В 1972 окончила психологический факультетт ЛГУ. Работала по специальности, затем – дворником, лаборантом, машинисткой, стрелком ВОХР, рабочим археологических экспедиций, библиографом, редактором, корректором, оператором газовой котельной.
Публиковала стихи в журналах «Континент» и «Вестник РХД», на родине – в самиздатских альманахах «Топка» и «ЛЕА», в газете «Аничков мост». В 1980-е участвовала в еврейском национально-культурном движении.
Выпустила несколько сборников стихотворений. В последние годы, оказавшись между СПб. и Лейпцигом, Р. Запесоцкая много публикуется в журнале «Крещатик».
О стихах Запесоцкой О. Бешенковская пишет: «Негромкий, искренний, чистый голос самыми простыми поэтическими средствами подымает наши души в голубизну обитаемой высоты. Автор, взрастивший в себе подлинное, не замутненное фарисейством христианское сознание, тонко чувствует границу меж душой и Духом <…> Запесоцкая пишет даже не для узкого круга, тем паче – не для печати, а, именно только для себя… Как шепчут молитву на ночь в пустом доме – и вдруг оказывается, что ее стихи нужны мне. И еще кому-то…»

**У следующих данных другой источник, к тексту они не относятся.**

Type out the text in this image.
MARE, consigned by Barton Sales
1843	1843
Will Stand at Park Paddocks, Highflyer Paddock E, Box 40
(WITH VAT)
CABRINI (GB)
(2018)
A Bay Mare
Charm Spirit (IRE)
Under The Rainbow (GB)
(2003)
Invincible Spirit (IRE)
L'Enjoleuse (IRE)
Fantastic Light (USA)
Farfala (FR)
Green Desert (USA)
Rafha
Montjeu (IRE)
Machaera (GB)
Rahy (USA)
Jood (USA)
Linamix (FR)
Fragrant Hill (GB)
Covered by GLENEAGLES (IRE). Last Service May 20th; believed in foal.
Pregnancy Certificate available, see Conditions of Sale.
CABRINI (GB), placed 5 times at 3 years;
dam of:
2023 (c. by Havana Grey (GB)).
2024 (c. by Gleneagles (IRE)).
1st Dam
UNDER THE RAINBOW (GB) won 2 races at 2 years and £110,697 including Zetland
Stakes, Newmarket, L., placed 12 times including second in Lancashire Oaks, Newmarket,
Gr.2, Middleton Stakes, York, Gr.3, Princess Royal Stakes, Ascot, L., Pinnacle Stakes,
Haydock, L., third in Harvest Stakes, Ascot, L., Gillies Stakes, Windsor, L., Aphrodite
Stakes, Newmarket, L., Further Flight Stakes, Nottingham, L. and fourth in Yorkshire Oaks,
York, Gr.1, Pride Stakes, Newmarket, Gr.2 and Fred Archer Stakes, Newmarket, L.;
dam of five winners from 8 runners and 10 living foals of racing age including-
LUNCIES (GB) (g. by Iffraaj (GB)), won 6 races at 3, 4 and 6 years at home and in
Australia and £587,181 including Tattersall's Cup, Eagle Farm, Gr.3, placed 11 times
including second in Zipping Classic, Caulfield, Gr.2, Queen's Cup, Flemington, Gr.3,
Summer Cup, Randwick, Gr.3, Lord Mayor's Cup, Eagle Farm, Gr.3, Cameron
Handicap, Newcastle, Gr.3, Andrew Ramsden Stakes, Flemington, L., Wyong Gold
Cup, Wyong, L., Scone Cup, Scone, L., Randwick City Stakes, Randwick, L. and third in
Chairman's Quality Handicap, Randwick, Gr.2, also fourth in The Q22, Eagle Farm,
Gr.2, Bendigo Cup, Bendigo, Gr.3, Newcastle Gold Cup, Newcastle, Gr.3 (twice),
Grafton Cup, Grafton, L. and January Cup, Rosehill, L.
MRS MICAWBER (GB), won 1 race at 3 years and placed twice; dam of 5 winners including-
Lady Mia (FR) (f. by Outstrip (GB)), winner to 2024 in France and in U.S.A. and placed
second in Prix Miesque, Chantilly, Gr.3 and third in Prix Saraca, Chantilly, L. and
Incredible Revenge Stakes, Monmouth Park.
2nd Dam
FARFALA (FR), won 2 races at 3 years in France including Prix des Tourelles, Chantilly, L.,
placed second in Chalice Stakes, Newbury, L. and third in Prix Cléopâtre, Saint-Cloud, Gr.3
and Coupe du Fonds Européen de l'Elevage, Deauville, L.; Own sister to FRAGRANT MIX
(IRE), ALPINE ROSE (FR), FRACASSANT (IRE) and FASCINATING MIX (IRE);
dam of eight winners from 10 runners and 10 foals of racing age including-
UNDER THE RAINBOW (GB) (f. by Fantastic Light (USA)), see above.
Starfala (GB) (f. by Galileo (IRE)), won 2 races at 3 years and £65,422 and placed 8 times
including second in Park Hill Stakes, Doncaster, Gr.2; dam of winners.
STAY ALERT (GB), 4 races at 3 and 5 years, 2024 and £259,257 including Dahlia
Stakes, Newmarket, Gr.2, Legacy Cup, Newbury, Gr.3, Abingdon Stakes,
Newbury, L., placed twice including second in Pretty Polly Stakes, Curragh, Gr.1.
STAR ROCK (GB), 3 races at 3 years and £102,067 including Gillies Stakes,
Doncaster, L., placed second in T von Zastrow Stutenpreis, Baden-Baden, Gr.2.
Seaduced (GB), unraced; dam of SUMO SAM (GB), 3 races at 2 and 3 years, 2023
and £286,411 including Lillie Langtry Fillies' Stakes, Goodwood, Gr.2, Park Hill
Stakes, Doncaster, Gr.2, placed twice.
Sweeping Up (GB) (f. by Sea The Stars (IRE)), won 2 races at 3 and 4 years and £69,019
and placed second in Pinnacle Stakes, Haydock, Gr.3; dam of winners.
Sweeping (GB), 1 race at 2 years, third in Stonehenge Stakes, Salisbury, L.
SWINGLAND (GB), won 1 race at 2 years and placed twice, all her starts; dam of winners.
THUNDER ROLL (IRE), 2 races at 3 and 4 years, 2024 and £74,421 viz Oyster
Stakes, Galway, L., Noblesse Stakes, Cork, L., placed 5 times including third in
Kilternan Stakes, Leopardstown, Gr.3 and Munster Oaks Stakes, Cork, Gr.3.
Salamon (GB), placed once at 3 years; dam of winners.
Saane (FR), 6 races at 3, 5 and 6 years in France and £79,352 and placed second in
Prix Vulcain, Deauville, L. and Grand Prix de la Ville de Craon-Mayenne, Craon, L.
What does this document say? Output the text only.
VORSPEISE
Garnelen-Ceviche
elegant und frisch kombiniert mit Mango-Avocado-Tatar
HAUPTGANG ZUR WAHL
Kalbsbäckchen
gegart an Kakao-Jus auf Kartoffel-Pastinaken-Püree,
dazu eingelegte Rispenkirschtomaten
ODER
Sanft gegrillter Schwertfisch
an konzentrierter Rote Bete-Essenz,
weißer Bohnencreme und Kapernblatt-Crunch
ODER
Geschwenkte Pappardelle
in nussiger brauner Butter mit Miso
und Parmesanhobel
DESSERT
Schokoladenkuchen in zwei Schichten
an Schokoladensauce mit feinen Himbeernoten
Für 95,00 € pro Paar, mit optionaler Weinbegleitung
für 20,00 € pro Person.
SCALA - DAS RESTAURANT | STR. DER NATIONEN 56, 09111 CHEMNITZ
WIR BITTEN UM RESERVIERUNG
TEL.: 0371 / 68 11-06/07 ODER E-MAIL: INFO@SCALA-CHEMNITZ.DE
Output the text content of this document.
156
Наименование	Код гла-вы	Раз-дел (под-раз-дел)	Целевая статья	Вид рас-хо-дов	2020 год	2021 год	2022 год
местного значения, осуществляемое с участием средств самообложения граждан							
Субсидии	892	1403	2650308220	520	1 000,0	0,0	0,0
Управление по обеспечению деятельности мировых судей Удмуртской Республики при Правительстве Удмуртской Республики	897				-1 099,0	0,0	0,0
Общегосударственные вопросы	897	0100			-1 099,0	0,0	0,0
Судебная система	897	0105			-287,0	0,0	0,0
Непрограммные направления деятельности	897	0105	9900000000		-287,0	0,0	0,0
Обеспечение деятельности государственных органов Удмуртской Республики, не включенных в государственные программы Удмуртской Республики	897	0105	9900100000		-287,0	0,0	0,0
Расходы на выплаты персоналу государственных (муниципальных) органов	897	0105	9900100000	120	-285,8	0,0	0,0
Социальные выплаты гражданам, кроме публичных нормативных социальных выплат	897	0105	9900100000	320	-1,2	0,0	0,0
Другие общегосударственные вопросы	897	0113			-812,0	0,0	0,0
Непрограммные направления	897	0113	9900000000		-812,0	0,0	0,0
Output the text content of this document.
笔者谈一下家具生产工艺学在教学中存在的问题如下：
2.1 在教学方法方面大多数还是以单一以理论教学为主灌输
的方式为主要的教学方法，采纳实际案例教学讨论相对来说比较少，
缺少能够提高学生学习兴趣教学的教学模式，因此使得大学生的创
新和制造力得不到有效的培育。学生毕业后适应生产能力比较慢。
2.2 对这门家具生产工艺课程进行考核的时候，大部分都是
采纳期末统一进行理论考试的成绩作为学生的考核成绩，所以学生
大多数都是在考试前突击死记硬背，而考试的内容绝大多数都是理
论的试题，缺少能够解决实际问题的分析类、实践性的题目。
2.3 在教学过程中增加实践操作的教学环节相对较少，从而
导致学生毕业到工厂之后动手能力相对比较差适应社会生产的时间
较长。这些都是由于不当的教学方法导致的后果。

Источник: https://lavkapisateley.spb.ru/enciklopediya/z/zapesockaya-rimma-
Из книги «Мост над пропастью»
В стихах Риммы Запесоцкой заново всплывает чувство бездны, с которой русскую поэзию сроднил Тютчев. Чувство, которое может принять облик страха перед бездной зла, дремлющего в душе, и облик страха перед бесконечностью пространства и времени, где тонет без следа наше «я». Это не болезнь, без которой лучше всего обойтись. Это боль, в которой рождается нечто великое, боль, ведущая к радости увиденного вечного света и к радости творческого мгновения, когда удаётся замкнуть параболу, летящую из ниоткуда в никуда, – в круг художественной цельности.
Поэт погружён в свои внутренние проблемы. Но эти личные проблемы суть вечные проблемы каждой развитой личности – в юности, в зрелые годы, в старости. Сквозная метафизическая тема делает Римму Запесоцкую – говоря словами Цветаевой – «поэтом без истории».
Моя единственная тема
как будто вышла на поток.
В моих словах одна дилемма,
в моих стихах один итог –
и неизбывная греховность,
и по иной земле тоска,
и Божьей милостью неровность
неповторимого мазка.
В том же году – снова, еще острее:
Бесконечно маленькая точка,
созданная в зоне мерзлоты,
на огромном дереве листочка
нету беззащитнее, чем ты.
Чуткая ко всем прикосновеньям,
раненная каждою бедой,
ты не прикрываешься забвеньем
и неравный принимаешь бой…
Мартин Бубер, переживший страх бездны в 14 лет и едва не сошедший от этого с ума, сближает паскалевское (для нас – и тютчевское) чувство бесконечности со страхом Божьим. Оно действительно толкает к поискам смыслообразующего начала по ту сторону пространства и времени. Поиски веры начинаются с неверия в окончательность очевидного.
И пульсом бьётся ощущение
конца истории земной.
И жизнь уходит, а прощение
ещё не выстрадано мной.
Когда были написаны эти строки, поэту было 33 года. Чувству разрыва времени, неожиданному прорыву в вечность «все возрасты покорны». Здесь особый счет начальных и зрелых лет. Зрелость – возвращение в мир пяти чувств, но с каким-то новым, шестым – чувством глубины.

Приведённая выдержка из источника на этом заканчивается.